ガルバリウム鋼板とトタンの価格差もなくなってきていることもその原因の一つです。トタン屋根は、軽量であることから、葺き替えるだけで建物の耐震性を向上させることができます。
トタン屋根を選ぶ理由とは?メリットなど
トタン屋根は、低価格を武器に戦後に流行した金属屋根です。瓦屋根よりも重量が軽く、10分の1の重さです。軽量になるため、トタン屋根を使うと耐震性が向上します。垂木と板金により簡単に施工設置できることから、住宅密集地などでも短期間で施工可能です。

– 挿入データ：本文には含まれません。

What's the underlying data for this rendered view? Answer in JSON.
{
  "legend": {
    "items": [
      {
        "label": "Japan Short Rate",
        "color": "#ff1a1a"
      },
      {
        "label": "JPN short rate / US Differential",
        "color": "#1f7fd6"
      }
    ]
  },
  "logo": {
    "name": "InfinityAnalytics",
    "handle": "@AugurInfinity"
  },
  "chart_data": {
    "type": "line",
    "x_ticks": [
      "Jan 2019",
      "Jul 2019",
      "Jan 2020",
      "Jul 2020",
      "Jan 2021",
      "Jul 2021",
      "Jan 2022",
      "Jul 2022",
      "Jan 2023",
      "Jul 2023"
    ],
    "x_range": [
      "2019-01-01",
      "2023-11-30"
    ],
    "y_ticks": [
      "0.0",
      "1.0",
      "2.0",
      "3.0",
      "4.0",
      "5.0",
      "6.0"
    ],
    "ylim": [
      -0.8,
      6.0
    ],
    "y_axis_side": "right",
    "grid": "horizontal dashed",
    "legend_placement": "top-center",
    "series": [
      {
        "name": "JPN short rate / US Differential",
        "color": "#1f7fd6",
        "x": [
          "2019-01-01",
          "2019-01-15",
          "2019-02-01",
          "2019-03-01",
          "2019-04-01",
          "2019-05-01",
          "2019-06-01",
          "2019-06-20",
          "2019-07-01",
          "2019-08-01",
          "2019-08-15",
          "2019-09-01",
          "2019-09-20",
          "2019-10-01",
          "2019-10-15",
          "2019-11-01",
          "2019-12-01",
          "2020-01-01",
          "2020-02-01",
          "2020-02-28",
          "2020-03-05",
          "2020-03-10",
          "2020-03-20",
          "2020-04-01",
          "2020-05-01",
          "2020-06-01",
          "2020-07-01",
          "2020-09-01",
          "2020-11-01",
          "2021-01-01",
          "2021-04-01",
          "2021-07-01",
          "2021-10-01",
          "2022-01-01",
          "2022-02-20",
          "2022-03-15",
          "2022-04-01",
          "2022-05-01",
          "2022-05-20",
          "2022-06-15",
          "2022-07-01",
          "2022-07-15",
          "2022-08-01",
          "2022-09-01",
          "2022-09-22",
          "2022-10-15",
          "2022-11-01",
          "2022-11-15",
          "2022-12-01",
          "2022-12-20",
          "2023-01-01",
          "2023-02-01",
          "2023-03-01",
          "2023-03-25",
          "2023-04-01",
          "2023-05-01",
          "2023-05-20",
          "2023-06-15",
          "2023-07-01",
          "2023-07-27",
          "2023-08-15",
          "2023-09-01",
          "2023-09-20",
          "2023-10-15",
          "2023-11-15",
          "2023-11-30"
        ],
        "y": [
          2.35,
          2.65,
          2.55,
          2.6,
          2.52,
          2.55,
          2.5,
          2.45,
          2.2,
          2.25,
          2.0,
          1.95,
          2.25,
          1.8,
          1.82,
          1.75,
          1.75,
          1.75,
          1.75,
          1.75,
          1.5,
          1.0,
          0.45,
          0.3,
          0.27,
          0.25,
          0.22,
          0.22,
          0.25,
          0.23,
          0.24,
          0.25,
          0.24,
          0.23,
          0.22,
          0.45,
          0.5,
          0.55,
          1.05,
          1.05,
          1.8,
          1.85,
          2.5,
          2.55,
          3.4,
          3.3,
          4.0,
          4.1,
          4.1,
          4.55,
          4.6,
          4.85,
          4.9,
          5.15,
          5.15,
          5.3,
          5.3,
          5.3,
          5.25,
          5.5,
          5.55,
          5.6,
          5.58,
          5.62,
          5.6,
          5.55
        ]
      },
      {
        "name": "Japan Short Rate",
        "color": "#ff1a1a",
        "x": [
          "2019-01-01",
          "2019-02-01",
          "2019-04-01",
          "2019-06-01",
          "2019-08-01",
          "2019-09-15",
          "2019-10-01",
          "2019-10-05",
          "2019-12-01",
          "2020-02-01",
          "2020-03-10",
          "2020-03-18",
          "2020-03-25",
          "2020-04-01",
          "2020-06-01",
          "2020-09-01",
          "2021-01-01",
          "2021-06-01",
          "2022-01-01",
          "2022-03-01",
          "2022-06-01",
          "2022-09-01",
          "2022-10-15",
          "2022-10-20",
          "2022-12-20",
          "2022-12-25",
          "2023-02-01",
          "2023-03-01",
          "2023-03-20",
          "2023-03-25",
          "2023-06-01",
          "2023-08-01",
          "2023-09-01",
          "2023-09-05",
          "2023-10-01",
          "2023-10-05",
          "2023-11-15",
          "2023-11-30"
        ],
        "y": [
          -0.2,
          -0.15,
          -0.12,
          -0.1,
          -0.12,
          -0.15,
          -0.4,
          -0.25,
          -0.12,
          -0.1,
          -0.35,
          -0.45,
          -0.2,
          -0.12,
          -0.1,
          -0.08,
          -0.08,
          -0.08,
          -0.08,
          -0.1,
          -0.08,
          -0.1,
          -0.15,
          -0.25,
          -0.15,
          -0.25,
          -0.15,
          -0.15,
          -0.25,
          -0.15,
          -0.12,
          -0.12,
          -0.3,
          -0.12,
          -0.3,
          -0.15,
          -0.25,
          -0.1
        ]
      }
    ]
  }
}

トタン屋根は、2寸勾配などの「緩勾配」で施工可能です。勾配が緩いので、屋根の上に登ることが簡単です。工事価格が安いことやバルコニー設置などの追加・オプション施工を実施しても工事が容易で価格もそれほど上がりません。他の屋根材からトタンに葺き替えるケースは減ってきていますが、施工価格は1平米あたり5~6千円程度ですので、価格も手頃です。
トタン屋根はメンテナンスや防水塗装がポイント
トタン屋根のデメリットは、耐用年数が10~15年と短いことです。金属屋根で錆びやすいことから、最も雨漏りが発生しやすい屋根だと言われています。トタン屋根を耐用年数を超えて使用したいということであれば、7~8年ごとに錆び止めと再塗装などの計画的なメンテナンスが必ず必要です。塗料も防水性が高いグレードの高い塗料を選んだほうが、防水効果が長持ちします。そのため、屋根設置後、葺き替え後のメンテナンスコストが高くつきます。

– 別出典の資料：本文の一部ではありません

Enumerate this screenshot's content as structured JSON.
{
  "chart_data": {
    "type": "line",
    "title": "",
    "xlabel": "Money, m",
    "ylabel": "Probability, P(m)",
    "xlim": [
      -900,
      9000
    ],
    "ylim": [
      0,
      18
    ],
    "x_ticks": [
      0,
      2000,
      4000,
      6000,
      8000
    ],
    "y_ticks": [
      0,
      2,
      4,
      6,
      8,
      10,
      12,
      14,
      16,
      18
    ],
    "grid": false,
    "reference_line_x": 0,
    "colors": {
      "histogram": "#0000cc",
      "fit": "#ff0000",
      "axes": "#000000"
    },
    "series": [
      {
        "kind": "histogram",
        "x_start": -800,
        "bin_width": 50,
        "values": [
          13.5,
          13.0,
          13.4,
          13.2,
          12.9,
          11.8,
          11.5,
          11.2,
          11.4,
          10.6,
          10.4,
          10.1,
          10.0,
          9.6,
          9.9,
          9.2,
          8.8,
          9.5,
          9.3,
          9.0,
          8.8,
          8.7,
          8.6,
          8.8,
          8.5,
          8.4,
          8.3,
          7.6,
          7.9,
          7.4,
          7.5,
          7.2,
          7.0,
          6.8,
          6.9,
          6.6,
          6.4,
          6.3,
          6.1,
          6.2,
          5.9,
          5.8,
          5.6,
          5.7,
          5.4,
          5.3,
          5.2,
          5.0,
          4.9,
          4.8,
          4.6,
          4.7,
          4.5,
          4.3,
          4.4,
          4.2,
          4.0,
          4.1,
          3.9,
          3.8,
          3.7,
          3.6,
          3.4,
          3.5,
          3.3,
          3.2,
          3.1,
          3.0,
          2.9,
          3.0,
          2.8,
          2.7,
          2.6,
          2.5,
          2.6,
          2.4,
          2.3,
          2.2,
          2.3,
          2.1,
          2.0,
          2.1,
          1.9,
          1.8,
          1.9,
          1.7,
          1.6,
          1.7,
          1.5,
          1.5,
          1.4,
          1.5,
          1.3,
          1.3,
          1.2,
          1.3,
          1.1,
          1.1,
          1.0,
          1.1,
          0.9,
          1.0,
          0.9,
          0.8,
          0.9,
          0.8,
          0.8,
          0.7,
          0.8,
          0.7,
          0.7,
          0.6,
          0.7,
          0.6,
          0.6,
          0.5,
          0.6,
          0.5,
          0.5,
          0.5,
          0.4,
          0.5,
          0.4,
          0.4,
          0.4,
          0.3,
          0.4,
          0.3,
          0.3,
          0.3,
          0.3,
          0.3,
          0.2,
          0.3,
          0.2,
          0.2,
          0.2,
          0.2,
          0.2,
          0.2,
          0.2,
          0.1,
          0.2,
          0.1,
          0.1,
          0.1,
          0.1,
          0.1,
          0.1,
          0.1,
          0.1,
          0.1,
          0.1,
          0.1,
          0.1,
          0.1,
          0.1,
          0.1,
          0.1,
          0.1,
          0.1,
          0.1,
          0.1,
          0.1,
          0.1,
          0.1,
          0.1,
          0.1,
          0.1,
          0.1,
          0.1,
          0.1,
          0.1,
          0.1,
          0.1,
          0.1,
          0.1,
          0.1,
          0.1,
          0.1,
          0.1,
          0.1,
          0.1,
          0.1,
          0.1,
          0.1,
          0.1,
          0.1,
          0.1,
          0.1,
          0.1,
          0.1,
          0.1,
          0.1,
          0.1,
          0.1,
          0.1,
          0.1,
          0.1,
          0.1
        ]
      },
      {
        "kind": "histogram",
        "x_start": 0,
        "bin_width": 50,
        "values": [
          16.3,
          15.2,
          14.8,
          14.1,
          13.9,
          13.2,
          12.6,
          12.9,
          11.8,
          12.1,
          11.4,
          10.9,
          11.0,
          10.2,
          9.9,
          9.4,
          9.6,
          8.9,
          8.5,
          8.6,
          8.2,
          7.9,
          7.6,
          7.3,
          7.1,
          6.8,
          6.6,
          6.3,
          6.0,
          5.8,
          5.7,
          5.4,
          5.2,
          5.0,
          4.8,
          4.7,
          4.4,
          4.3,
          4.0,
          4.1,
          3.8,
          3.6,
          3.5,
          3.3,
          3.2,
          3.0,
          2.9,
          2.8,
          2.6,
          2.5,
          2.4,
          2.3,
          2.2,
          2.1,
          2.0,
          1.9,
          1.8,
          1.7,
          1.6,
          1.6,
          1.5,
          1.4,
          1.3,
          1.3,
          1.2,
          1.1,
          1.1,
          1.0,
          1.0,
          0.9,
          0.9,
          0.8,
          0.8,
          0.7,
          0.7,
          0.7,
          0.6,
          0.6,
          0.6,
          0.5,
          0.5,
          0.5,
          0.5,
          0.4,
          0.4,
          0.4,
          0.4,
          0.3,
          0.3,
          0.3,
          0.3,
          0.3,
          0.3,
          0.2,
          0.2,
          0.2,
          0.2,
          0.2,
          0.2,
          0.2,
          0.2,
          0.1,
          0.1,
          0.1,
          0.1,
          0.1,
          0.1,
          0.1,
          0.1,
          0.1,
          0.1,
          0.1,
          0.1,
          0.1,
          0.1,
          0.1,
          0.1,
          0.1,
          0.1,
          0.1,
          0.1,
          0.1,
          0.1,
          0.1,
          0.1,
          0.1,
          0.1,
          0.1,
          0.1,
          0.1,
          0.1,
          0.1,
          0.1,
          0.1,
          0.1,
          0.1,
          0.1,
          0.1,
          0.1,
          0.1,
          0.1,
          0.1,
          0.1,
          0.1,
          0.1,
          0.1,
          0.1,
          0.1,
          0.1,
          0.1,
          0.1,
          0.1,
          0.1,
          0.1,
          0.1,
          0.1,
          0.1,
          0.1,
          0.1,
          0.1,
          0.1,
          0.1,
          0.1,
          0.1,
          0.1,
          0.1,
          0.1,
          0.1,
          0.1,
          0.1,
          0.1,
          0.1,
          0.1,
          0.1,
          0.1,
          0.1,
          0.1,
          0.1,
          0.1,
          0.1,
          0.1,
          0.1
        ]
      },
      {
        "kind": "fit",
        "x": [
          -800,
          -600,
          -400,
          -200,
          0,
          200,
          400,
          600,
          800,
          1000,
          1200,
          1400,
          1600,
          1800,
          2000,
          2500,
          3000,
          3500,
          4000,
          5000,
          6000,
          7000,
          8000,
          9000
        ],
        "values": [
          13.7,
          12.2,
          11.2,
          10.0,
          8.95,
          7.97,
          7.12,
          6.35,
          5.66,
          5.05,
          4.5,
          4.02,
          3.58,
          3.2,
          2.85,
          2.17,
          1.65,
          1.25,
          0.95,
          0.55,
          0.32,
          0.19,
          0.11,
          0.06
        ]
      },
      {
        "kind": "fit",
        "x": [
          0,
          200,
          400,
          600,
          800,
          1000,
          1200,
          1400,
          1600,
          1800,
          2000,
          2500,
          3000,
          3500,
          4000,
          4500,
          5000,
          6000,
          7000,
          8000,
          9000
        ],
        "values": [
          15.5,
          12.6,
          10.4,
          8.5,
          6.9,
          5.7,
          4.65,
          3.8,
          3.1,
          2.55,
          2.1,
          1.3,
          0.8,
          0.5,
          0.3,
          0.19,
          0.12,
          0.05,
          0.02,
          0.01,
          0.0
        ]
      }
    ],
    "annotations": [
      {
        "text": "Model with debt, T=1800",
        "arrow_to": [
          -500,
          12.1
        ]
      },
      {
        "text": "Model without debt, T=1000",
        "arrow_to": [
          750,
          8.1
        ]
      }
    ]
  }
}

さらに金属屋根であることから、遮音性がよくないので、強い雨や雹などが降ってくると音がよく響いてしまいます。断熱性もないので、外気温が室内に伝わりやすく、業者は追加で断熱施工を行うよう薦められることが多くなります。断熱性や遮音性を向上させるために、断熱塗料を塗ったり、断熱ボード、アルミシート、遮音シートなどを用いることがあります。瓦棒の場合は、板金職人が現場で鋼板の加工を行う必要があり、職人の技術や経験がトタン屋根の品質に大きな影響を与えます。